Mathematical notes on Depth of Field

There are a million blog posts on photography depth of field (DOF). This one makes a million and one! If writing this will help me, and hopefully someone else, understand it better, it will be worth it.

We assume that a typical camera lens is fixed in space and represents the properties of a “thin convex lens in air”. We say an object, such as a distant mountain, is at infinity if light from it enters the lens along a ray perpendicular, or nearly perpendicular, to the lens plane. The principal focal point is that point behind the lens that an object at infinity (on the axis of the lens) focuses to. The focal length f is the distance from the center of the lens to the principal focal point of the lens.
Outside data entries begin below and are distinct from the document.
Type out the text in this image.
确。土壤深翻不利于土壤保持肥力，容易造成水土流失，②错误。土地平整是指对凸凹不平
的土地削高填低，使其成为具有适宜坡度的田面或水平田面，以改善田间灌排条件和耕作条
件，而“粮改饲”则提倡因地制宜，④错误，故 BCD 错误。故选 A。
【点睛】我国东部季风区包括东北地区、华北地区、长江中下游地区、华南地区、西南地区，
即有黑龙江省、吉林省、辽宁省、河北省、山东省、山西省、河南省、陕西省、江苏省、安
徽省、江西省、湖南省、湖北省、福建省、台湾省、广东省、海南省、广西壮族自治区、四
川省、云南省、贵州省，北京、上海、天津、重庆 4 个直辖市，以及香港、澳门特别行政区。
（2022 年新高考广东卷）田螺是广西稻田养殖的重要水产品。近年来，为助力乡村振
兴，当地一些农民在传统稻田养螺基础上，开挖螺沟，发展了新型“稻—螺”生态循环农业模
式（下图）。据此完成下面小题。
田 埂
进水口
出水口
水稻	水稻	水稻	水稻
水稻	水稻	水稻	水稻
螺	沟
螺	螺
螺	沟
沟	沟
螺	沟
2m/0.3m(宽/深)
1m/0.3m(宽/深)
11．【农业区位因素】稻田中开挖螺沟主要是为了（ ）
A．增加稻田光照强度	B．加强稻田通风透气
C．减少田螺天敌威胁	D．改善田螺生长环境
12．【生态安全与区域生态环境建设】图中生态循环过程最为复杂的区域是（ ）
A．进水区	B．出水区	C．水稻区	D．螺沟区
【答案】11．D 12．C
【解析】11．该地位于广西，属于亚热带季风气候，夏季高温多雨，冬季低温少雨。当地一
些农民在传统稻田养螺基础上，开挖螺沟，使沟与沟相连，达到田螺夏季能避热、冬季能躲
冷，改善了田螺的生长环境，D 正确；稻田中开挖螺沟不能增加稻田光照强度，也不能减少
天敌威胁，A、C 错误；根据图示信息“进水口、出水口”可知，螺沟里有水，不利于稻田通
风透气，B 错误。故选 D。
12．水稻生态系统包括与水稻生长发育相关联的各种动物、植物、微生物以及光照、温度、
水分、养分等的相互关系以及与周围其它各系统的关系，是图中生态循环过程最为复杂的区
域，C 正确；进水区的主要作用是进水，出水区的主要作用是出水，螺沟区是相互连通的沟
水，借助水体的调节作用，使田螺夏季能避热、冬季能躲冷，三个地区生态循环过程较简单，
This is illustrated below.

mountains "at infinity" with respect to lens

mountains “at infinity” with respect to lens, created using GIMP and Sage

Focal length for a convex lens (source: Wikipedia)

Focal length for a convex lens (source: Wikipedia)

Define the object plane to be the plane of the object you are photographing parallel to the plane of the lens) and want to look sharp in your photo. (Again, the object is assumed to be on the axis of the lens.) The light from the object converges behind the lens to a small region called the image. The image plane is a plane (parallel to the lens) which intersects this image region. You want the plane of the digital sensor (or camera film) to be at or very near the image plane, or else the photo will not have the object in focus.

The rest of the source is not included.